На последнем этапе жизни Корчагина борьба за коммунизм усложняется борьбой с физическим недугом. Мученические мотивы, сопровождающие героя на протяжении всего повествования, - от картин детской отверженности и «мытарств» до многочисленных травм и болезней во взрослой жизни - создают единый мученический ореол вокруг Корчагина, в свете которого его последнее хорошо выполненное дело, создание автобиографического повести «Рожденные бурей», становится еще одним проявлением героизма его натуры. Прикованный к постели Павел, став писателем, продолжает бороться за свои идеалы, чем превозмогает физическую слабость, по сути - саму человеческую природу. Берясь за написание автобиографической повести, он, во-первых, «опять - уже с новым оружием - возвращается в строй и к жизни», во-вторых, вряд ли сознавая то сам, метафизически побеждает собственную смерть и оставляет на земле духовное наследие. Финалом здесь становится утверждение бессмертия героя, непременное для агиографической литературы. «Читателя не делают свидетелем смерти героя. Островский умудрился проскочить этот эпизод, перейдя сразу к воскресению и жизни духовной», - характеризует финал «Как закалялась сталь» А.Глотов.

Выделенные нами этапы жизни Корчагина - детства, юности, молодости - соотносимы с присущими житийной схеме этапами жизни героя.
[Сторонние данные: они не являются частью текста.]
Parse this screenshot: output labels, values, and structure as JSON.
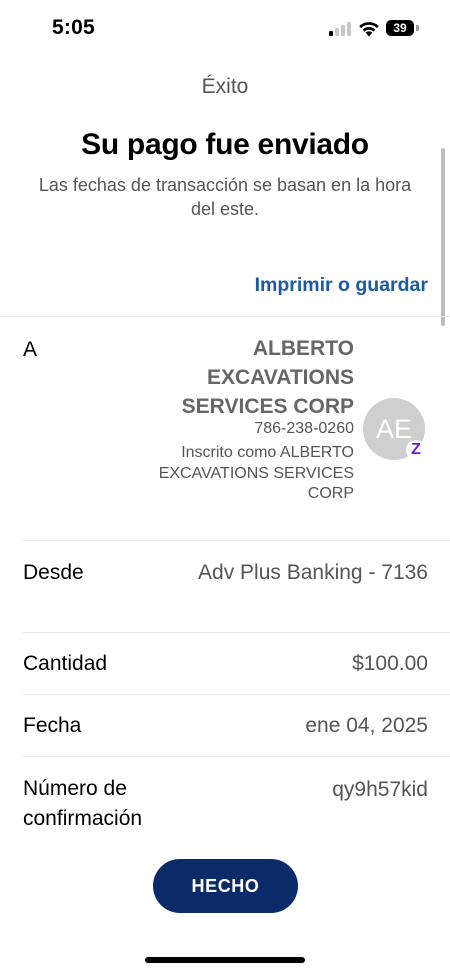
{
  "status_bar": {
    "time": "5:05",
    "battery_level": "39",
    "signal_bars_active": 1,
    "signal_bars_total": 4
  },
  "header": {
    "nav_title": "Éxito",
    "headline": "Su pago fue enviado",
    "subtitle": "Las fechas de transacción se basan en la hora del este.",
    "print_link": "Imprimir o guardar"
  },
  "details": {
    "recipient": {
      "label": "A",
      "name": "ALBERTO EXCAVATIONS SERVICES CORP",
      "phone": "786-238-0260",
      "enrolled_as": "Inscrito como ALBERTO EXCAVATIONS SERVICES CORP",
      "avatar_initials": "AE",
      "badge_icon": "zelle-icon",
      "badge_glyph": "Z"
    },
    "from": {
      "label": "Desde",
      "value": "Adv Plus Banking - 7136"
    },
    "amount": {
      "label": "Cantidad",
      "value": "$100.00"
    },
    "date": {
      "label": "Fecha",
      "value": "ene 04, 2025"
    },
    "confirmation": {
      "label": "Número de confirmación",
      "value": "qy9h57kid"
    }
  },
  "actions": {
    "done_label": "HECHO"
  },
  "colors": {
    "link": "#1a5aa6",
    "button": "#0b2a69",
    "zelle": "#6d1ed4"
  }
}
При этом надо учитывать, что этап молодости героя Н.Островского включает в себя и своеобразную зрелость и старость. Не достигший еще тридцатилетия Павел Корчагин настолько «износил» свое тело, организм, как будто бы прожил долгую жизнь, и даже не одну, если вспомнить о его многочисленных чудесных возвращениях от небытия к существованию.

Житийность выделенному нами сюжету (помимо аскетических и мученических мотивов) придает постоянный на протяжении всего повествования духовный рост героя. Из идеологически незрелого хулигана Корчагин сначала превращается в комсомольского вожака, ведущего занятия политграмоты, а потом приходит к добровольному ежедневному подвигу писателя, подразумевающее как бы большее, чем у простых людей, знание жизни. (В понимании Н.Островского, основная социальная функция писателя - учительство, а «учить могут только те, кто знает больше тех, кого хотят учить»). Ему словно бы даруется мудрость и ясновидение.
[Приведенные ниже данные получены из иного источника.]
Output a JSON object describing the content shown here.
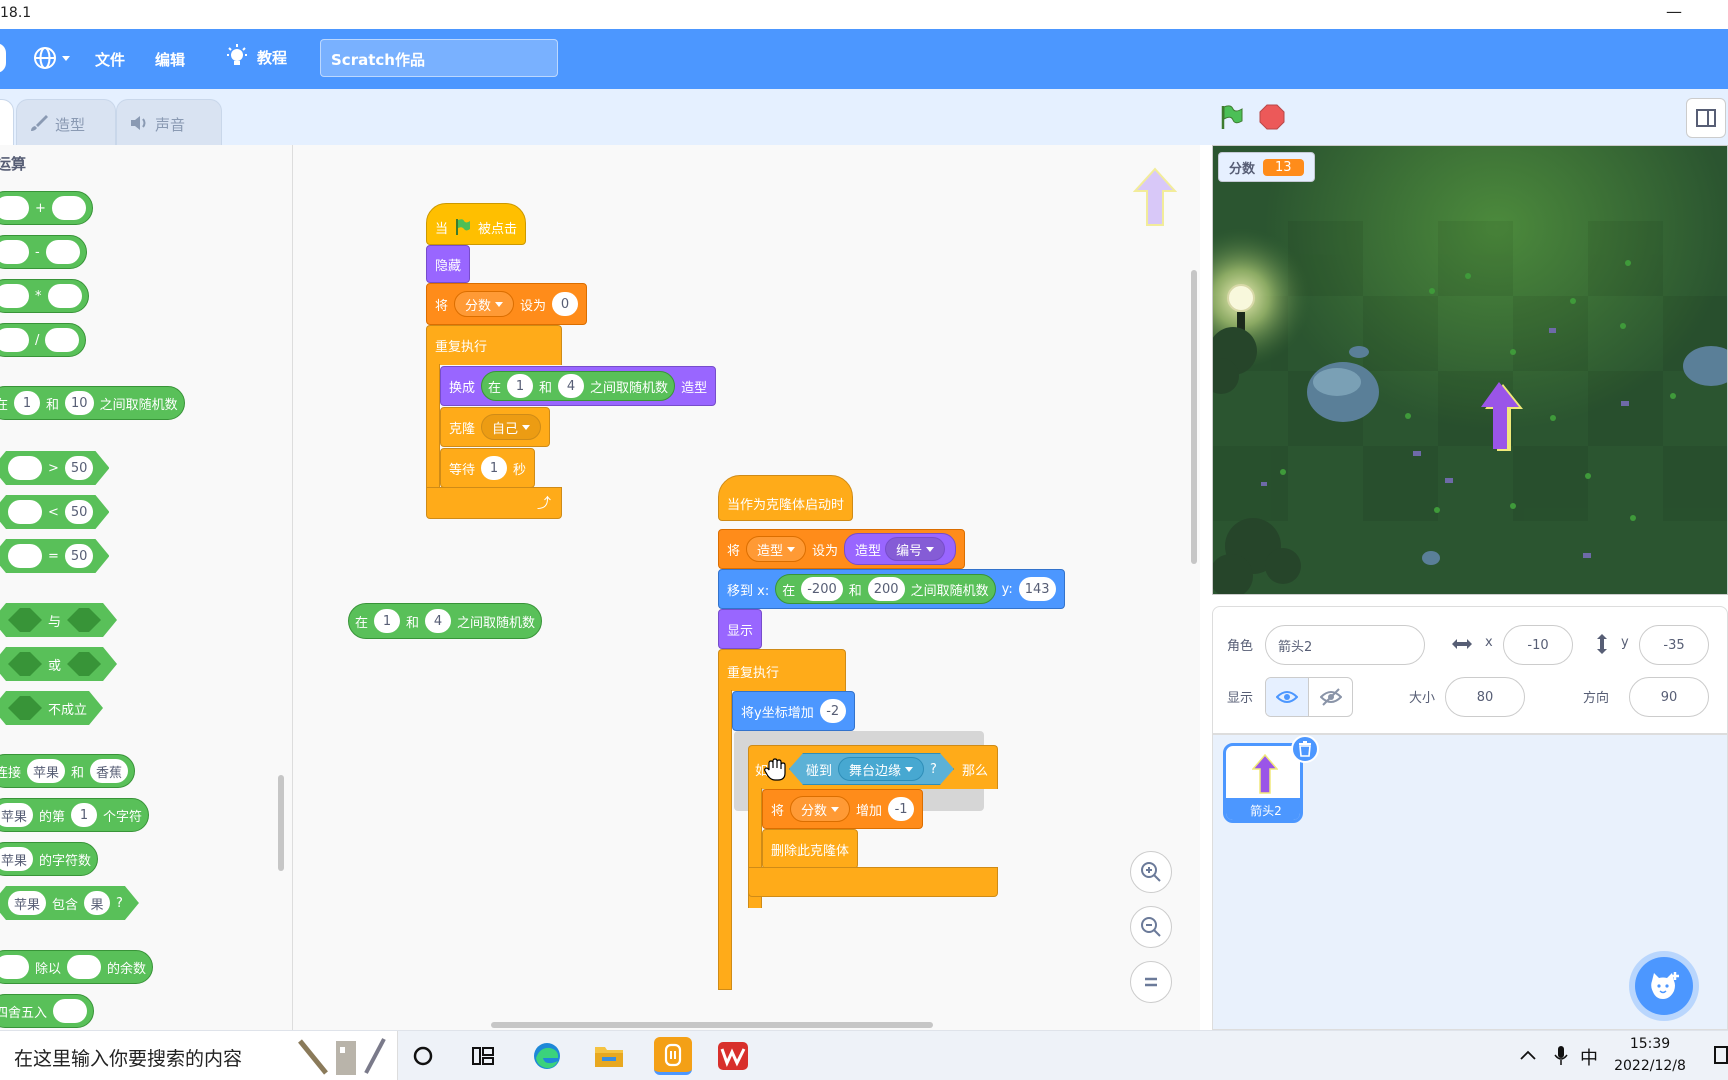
{
  "titlebar": {
    "version": "18.1",
    "minimize": "—",
    "close": "✕"
  },
  "menubar": {
    "file": "文件",
    "edit": "编辑",
    "tutorial": "教程",
    "project_title": "Scratch作品"
  },
  "tabs": {
    "costumes": "造型",
    "sounds": "声音"
  },
  "palette": {
    "category": "运算",
    "add": "+",
    "sub": "-",
    "mul": "*",
    "div": "/",
    "rand": {
      "pre": "在",
      "a": "1",
      "mid": "和",
      "b": "10",
      "post": "之间取随机数"
    },
    "gt": {
      "op": ">",
      "v": "50"
    },
    "lt": {
      "op": "<",
      "v": "50"
    },
    "eq": {
      "op": "=",
      "v": "50"
    },
    "and": "与",
    "or": "或",
    "not": "不成立",
    "join": {
      "pre": "连接",
      "a": "苹果",
      "mid": "和",
      "b": "香蕉"
    },
    "letter": {
      "a": "苹果",
      "mid": "的第",
      "n": "1",
      "post": "个字符"
    },
    "length": {
      "a": "苹果",
      "post": "的字符数"
    },
    "contains": {
      "a": "苹果",
      "mid": "包含",
      "b": "果",
      "q": "?"
    },
    "mod": {
      "mid": "除以",
      "post": "的余数"
    },
    "round": "四舍五入"
  },
  "script1": {
    "hat": {
      "pre": "当",
      "post": "被点击"
    },
    "hide": "隐藏",
    "setvar": {
      "pre": "将",
      "var": "分数",
      "mid": "设为",
      "val": "0"
    },
    "forever": "重复执行",
    "switch": {
      "pre": "换成",
      "rpre": "在",
      "a": "1",
      "rmid": "和",
      "b": "4",
      "rpost": "之间取随机数",
      "post": "造型"
    },
    "clone": {
      "pre": "克隆",
      "target": "自己"
    },
    "wait": {
      "pre": "等待",
      "val": "1",
      "post": "秒"
    },
    "loop_arrow": "⤴"
  },
  "loose": {
    "pre": "在",
    "a": "1",
    "mid": "和",
    "b": "4",
    "post": "之间取随机数"
  },
  "script2": {
    "hat": "当作为克隆体启动时",
    "setcostume": {
      "pre": "将",
      "var": "造型",
      "mid": "设为",
      "rep": "造型",
      "prop": "编号"
    },
    "goto": {
      "pre": "移到 x:",
      "rpre": "在",
      "a": "-200",
      "rmid": "和",
      "b": "200",
      "rpost": "之间取随机数",
      "ylabel": "y:",
      "y": "143"
    },
    "show": "显示",
    "forever": "重复执行",
    "changey": {
      "pre": "将y坐标增加",
      "val": "-2"
    },
    "if": {
      "pre": "如果",
      "sense": "碰到",
      "edge": "舞台边缘",
      "q": "?",
      "then": "那么"
    },
    "changevar": {
      "pre": "将",
      "var": "分数",
      "mid": "增加",
      "val": "-1"
    },
    "delete": "删除此克隆体"
  },
  "stage": {
    "monitor_label": "分数",
    "monitor_value": "13"
  },
  "sprite_info": {
    "sprite_label": "角色",
    "sprite_name": "箭头2",
    "x_label": "x",
    "x": "-10",
    "y_label": "y",
    "y": "-35",
    "show_label": "显示",
    "size_label": "大小",
    "size": "80",
    "direction_label": "方向",
    "direction": "90"
  },
  "sprite_list": [
    {
      "name": "箭头2"
    }
  ],
  "taskbar": {
    "search_placeholder": "在这里输入你要搜索的内容",
    "time": "15:39",
    "date": "2022/12/8",
    "ime": "中"
  }
}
Помимо мученического ореола героя и сюжетной схемы житийность тексту Н.Островского придают и эпизоды, напоминающие по своему содержанию чудеса.

Казалось бы, откуда взяться чудесам в романе материалиста, заведомо отрицающего все иррациональное и мистическое? Однако, не чудесно ли, например, успешное завершение строительства узкоколейки на Боярке? Чудовищные трудности, с которыми пришлось столкнуться на Боярке нескольким бригадам комсомольцев (от нелегких погодных условий и нехватки необходимых предметов быта до прямого саботажа, организованного некоторыми несознательными участниками строительства, и вооруженных столкновений с бандой атамана Чеснока), все же не помешали в рекордно короткий срок выполнить задание партии. «Символическая картина героизма духа, побеждающего именно тогда, когда, кажется, не остается никаких внешних возможностей победы в реальности...
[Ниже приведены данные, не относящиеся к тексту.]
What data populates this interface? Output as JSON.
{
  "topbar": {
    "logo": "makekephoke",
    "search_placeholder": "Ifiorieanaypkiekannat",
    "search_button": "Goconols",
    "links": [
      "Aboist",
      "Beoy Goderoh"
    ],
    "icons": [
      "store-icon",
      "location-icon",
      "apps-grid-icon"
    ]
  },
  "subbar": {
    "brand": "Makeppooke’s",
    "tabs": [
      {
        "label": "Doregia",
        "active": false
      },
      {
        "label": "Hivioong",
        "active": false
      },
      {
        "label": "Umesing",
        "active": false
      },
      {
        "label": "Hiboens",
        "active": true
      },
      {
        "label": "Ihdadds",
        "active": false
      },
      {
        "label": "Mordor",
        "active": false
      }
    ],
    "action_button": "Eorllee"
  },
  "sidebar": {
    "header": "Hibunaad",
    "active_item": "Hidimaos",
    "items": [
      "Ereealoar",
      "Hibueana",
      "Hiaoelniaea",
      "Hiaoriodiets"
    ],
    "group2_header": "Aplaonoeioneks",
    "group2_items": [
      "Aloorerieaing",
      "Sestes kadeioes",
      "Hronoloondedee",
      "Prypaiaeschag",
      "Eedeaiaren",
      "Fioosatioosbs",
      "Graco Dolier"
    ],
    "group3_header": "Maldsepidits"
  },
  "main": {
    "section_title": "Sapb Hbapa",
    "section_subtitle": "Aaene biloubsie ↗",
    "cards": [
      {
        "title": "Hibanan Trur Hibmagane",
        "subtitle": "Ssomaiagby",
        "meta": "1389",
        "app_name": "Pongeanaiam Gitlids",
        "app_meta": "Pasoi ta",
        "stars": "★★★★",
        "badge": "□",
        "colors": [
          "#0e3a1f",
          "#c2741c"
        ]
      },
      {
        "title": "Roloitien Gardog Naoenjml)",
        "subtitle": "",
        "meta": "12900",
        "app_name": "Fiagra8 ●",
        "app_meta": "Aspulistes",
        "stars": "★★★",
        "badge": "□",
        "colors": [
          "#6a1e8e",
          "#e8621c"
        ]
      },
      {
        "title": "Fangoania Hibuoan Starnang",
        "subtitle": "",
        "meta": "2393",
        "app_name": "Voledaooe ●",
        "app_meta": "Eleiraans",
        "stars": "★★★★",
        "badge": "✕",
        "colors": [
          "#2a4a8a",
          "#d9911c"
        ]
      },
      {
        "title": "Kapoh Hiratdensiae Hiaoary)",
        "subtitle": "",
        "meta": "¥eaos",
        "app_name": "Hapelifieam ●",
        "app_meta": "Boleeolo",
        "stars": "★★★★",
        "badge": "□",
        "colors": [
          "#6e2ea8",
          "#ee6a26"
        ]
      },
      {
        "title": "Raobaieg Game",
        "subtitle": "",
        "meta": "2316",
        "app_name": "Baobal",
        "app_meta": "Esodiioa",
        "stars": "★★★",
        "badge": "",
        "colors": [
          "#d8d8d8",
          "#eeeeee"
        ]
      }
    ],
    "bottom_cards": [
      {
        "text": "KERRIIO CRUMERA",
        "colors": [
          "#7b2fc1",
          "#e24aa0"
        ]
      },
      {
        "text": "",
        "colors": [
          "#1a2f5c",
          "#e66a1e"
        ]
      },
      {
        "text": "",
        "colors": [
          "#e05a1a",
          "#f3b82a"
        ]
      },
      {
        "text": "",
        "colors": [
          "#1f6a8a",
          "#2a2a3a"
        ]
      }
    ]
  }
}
Эта полная немыслимость реального успеха включает в герое какую-то сверх энергию духа, которая словно ждет момента, чтобы доказать свое превосходство над повседневной логикой», - не страшась мистических коннотаций, характеризует эпизод строительства узкоколейки Л.Аннинский.

К чудесам в «Как закалялась сталь», помимо «чуда на Боярке», также можно отнести видения-галлюцинации смертельно раненого Павки в госпитале, напоминающие видения отшельников во время «страхования». Павка словно проваливается в иную реальность, где царит нечто ужасное: «Спрут вытягивает жало, и оно впивается, как пиявка, в голову и, судорожно сокращаясь, всасывает в себя его кровь».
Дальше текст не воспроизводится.